Jeff Urzetta is the Director of Instruction at legendary Oak Hill Country Club and he’s been a teaching pro at the club for more than seven years. He’s also the nephew of the late Sam Urzetta, a Rochester native who won the 1950 U.S. Amateur.
The setup Urzetta wants for this shot is not complicated. Choke down on the club a little bit, keep the ball position just slightly back of middle and slightly narrow the stance. The swing is the key.
“You’re still going to make sure you make a shoulder and hip turn, but keep your arm swing a little shorter,” Urzetta says. “From there, you can stay aggressive, really rip through. There will be a little bit of a cut off finish which comes from the shorter backswing.”
Urzetta piles emphasis on turning the body and not using the hands to “swat” at the ball. The biggest problem is with amateurs who get handsy on these shorter or choked down shots. Championship level players rely on their body to make the swing.
“Arm and hand action can give you a little more speed, but it’s a lot more inconsistent,” he says. “You’ll hit three out of ten good ones and they might be a little bit further, but we want to see that eight out of ten consistently.”
Removing the arms and hands as much as possible from the swing will control the club face angle much more at impact. Urzetta says rotating the body is the motor of the golf swing. It still has to happen, even on a shorter shot.
The best way to practice this shot at first is with the wedges. Urzetta wants a player to start with shots that involve a backswing only a quarter of the way behind. Hit chips that look like short punch shots to learn.
While amateurs will think of this shot as a way to control distance, the goal is actually to control trajectory. That will, in turn, control distance.

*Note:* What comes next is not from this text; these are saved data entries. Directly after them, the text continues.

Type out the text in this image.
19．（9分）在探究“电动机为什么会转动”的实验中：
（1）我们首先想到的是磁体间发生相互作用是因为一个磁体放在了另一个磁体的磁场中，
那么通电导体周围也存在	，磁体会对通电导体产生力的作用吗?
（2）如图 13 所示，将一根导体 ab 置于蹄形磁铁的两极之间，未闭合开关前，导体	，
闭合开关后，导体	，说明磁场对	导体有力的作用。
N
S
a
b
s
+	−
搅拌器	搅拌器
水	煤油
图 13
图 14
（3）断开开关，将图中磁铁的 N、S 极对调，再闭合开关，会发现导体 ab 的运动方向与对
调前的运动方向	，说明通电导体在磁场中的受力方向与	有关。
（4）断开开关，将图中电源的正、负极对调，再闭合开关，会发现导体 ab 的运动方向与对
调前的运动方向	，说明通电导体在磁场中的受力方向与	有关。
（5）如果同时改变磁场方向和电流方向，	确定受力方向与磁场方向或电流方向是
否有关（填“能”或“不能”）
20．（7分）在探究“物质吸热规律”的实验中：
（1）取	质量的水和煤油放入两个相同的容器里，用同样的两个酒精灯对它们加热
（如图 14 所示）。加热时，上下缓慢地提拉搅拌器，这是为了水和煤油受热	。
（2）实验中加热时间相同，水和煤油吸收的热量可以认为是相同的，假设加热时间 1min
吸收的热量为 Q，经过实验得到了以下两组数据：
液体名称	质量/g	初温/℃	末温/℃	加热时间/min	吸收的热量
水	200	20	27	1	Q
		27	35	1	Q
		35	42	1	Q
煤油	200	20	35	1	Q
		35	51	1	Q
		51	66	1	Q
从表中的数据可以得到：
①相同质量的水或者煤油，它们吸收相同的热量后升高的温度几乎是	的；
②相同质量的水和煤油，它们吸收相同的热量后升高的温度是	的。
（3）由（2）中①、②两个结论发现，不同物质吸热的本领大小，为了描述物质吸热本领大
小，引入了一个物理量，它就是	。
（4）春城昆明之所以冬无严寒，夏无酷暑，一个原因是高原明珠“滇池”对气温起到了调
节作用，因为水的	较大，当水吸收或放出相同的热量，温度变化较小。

By choking down on the club, the shaft will stiffen at impact and will reduce the amount of kick at the bottom of the swing. The result in a lower, more controlled ball flight.

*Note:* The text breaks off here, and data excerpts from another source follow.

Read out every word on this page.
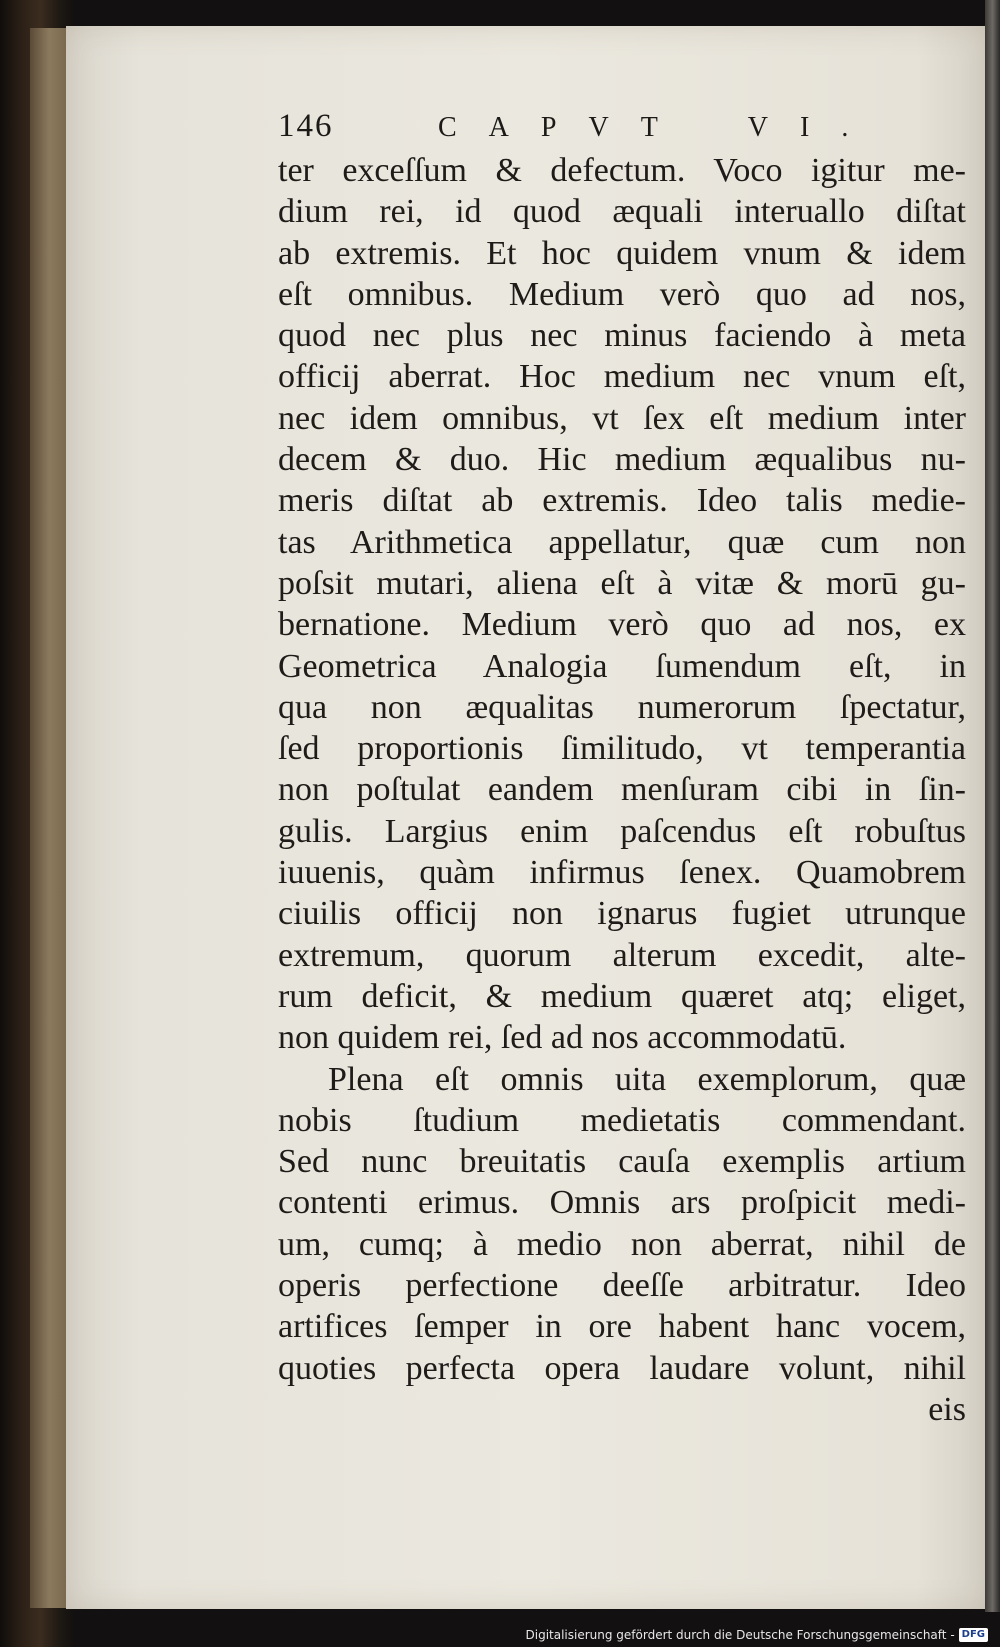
146	CAPVT VI.
ter exceſſum & defectum. Voco igitur me-
dium rei, id quod æquali interuallo diſtat
ab extremis. Et hoc quidem vnum & idem
eſt omnibus. Medium verò quo ad nos,
quod nec plus nec minus faciendo à meta
officij aberrat. Hoc medium nec vnum eſt,
nec idem omnibus, vt ſex eſt medium inter
decem & duo. Hic medium æqualibus nu-
meris diſtat ab extremis. Ideo talis medie-
tas Arithmetica appellatur, quæ cum non
poſsit mutari, aliena eſt à vitæ & morū gu-
bernatione. Medium verò quo ad nos, ex
Geometrica Analogia ſumendum eſt, in
qua non æqualitas numerorum ſpectatur,
ſed proportionis ſimilitudo, vt temperantia
non poſtulat eandem menſuram cibi in ſin-
gulis. Largius enim paſcendus eſt robuſtus
iuuenis, quàm infirmus ſenex. Quamobrem
ciuilis officij non ignarus fugiet utrunque
extremum, quorum alterum excedit, alte-
rum deficit, & medium quæret atq; eliget,
non quidem rei, ſed ad nos accommodatū.
Plena eſt omnis uita exemplorum, quæ
nobis ſtudium medietatis commendant.
Sed nunc breuitatis cauſa exemplis artium
contenti erimus. Omnis ars proſpicit medi-
um, cumq; à medio non aberrat, nihil de
operis perfectione deeſſe arbitratur. Ideo
artifices ſemper in ore habent hanc vocem,
quoties perfecta opera laudare volunt, nihil
eis
Digitalisierung gefördert durch die Deutsche Forschungsgemeinschaft - DFG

“This serves up a multitude of purposes in the golf swing,” Urzetta says. “(It handles) your in between yardages but also knock down shots. Take an extra club and (this is) how you hit a punch shot. A cold day, a windy day, even in the rain, it controls spin a lot better so you’ll be able to control the ball more efficiently.”
A ball that’s spinning less will roll out a bit more, but it will also drive through the wind instead of ballooning.
“Depending on how much you shorten your backswing and how much you choke down, you can hit a club and a half (less),” Urzetta says.
This shot will also allow a player to gap their wedges. Many players have lots of yardages inside 100 or 125 yards that require less than a full swing. This technique will work with all of those shots. Urzetta says take less backswing to reduce the distance.
When Urzetta demonstrates the follow through, it looks like a sudden, almost violent stop to the swing. If executed correctly, the shorter backswing will naturally lead to a shorter follow through.
It’s the same as the pendulum. It only swings forward as far as it swings back. Gravity plays a big part in the golf swing of any distance. A swing that goes back, say 75 percent, should finish at about the same spot.
Again, the problem most hackers create is adding force with the arms and hands. It’s a swing that comes without a lot of reliability.
“Once you gain control of the backswing and you just focus on rotating on the way through, the arm swing just follows suit,” he says. “You’ll find it’s much easier to control that finish position.”
While amateurs are often hoping for shots from full swing distances, high level players are sometimes more comfortable with the in between shots. Urzetta says he has played events where he was trying to set up shots from less than full swing distances because they can be better controlled. Uncle Sam used this swing to win that U.S. Amateur.
“He said he punched everything. That’s what he was trying to do,” Urzetta says. “Other guys were hitting 7 or 8 iron, but he could hit a 5 or a 6 iron and he had a lot more control. He said he would even do it downwind.”
Urzetta adds that, for a player who is learning or still struggling, hitting a choked down shot throughout a round is a good way to gain control.
“You’re learning how the pivot controls the golf swing,” he says. “Your arms and hands stay passive, which is going to give you a quieter clubface.”
And it’s going to create a better swing. From any distance.